Package Delivery in the AI Lab

As part of our efforts to develop scalable planning techniques for very large stochastic environments, we are currently constructing a software simulator for an example domain, as well as the software infrastructure for managing and extending this domain. These components will provide us with a realistic, extensible, task-driven problem on which to focus research effort as well as allow us to model further real-world scenarios and develop other example problems.

We take a package delivery task as our initial target problem because it displays a number of interesting research issues (primary among which is a large state space) and is closely related to a number of problems of practical interest. In this problem, a robotic agent is faced with the problem of picking up and delivering a variety of packages to locations in a complex spatial environment. We use the Markov decision process (MDP) formalism to describe the environment, problem dynamics, and tasks. In this representation, the world is described by a set of state variables (such as location or battery power) and the vector formed by a specific assignment to each variable describes a particular world state that the robotic agent can find itself in. The set of all possible states, taken together, is the state space of the problem and represents all possible configurations of the world. The effects of the agent's actions on the state variables (changing its position or recharging its battery) are described by a transition function that models the uncertainty in the domain's dynamics. For example, the transition function can represent the probability that a robot drops a package that it's carrying or model the noise in the movements of the robot's actuators. Finally, the MDP models the agent's goals as a reward function that expresses the priority of achieving each goal or the importance of maintaining particular operating conditions such as battery level.

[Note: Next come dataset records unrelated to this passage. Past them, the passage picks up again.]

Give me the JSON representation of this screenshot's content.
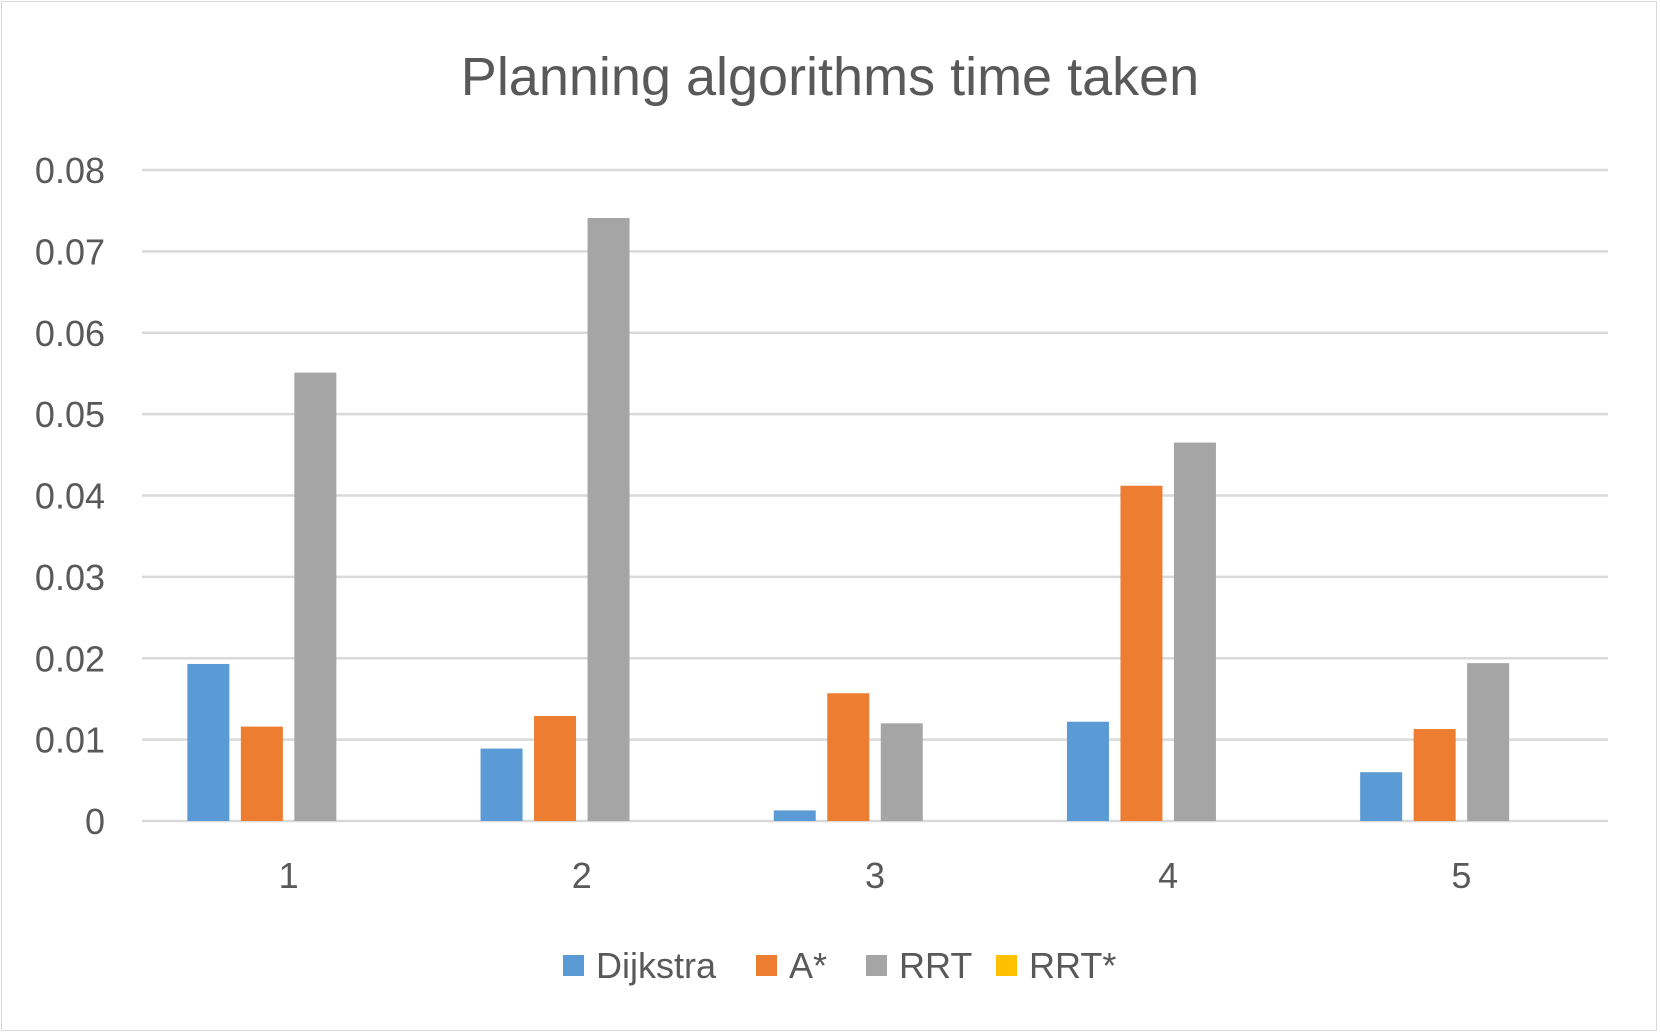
{
  "chart_data": {
    "type": "bar",
    "title": "Planning algorithms time taken",
    "xlabel": "",
    "ylabel": "",
    "categories": [
      "1",
      "2",
      "3",
      "4",
      "5"
    ],
    "ylim": [
      0,
      0.08
    ],
    "yticks": [
      0,
      0.01,
      0.02,
      0.03,
      0.04,
      0.05,
      0.06,
      0.07,
      0.08
    ],
    "ytick_labels": [
      "0",
      "0.01",
      "0.02",
      "0.03",
      "0.04",
      "0.05",
      "0.06",
      "0.07",
      "0.08"
    ],
    "grid": true,
    "legend_position": "bottom",
    "series": [
      {
        "name": "Dijkstra",
        "color": "#5b9bd5",
        "values": [
          0.0193,
          0.0089,
          0.0013,
          0.0122,
          0.006
        ]
      },
      {
        "name": "A*",
        "color": "#ed7d31",
        "values": [
          0.0116,
          0.0129,
          0.0157,
          0.0412,
          0.0113
        ]
      },
      {
        "name": "RRT",
        "color": "#a5a5a5",
        "values": [
          0.0551,
          0.0741,
          0.012,
          0.0465,
          0.0194
        ]
      },
      {
        "name": "RRT*",
        "color": "#ffc000",
        "values": [
          0,
          0,
          0,
          0,
          0
        ]
      }
    ]
  }
}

For our implementation of the package delivery problem, we have developed a model of the building housing the MIT AI and LCS labs, a ten-story office building with moderately complex hallway and office arrangements (offices are arranged slightly differently on each floor, for example). Our initial model includes only a fraction of the true complexity of package delivery in this environment, but our software infrastructure allows us to easily extend the domain description to include additional factors or to represent the environment at higher resolution. At the moment, our model includes:

A coarse (roughly 1-meter) quantization of X and Y coordinate (75 and 25 discrete values, respectively)
Floor (10 values)
Set of packages to be delivered (roughly 200 one-bit variables)
Set of packages in the agent's possession (roughly 200 one-bit variables)
Whether doors are locked or unlocked (roughly 100 one-bit variables)

The total state space is the cross-product of the domain of each of these variables (somewhat more than 500 bits or 2⁵⁰⁰ states). While this is still a small approximation of the true problem, it is quite large enough to pose an extreme challenge to current state-of-the-art stochastic planning methods.

Flexible design has been an important criterion in the development of our MDP simulator library. We intend our code base to be both powerful enough to simulate large stochastic systems and general enough to cover a wide range of tasks. In particular, the implementation is entirely in Java for portability, though we are currently constructing a network communication channel so that the simulator can be easily coupled to external software systems in other languages (e.g., a visualization system or a controller for a robot). The data structures support representing the MDP in purely tabular form (appropriate for small domains), as dynamic Bayes networks, as parameterized stochastic decision trees, or with general Java expressions. We currently support binary, discrete range, and enumerated set state variables, though the class library can easily be extended to handle continuous or other variables as well. Our hope is that this library will support not only our own research but that of other research groups currently studying stochastic planning, and a number of other researchers have recently expressed interest in our system.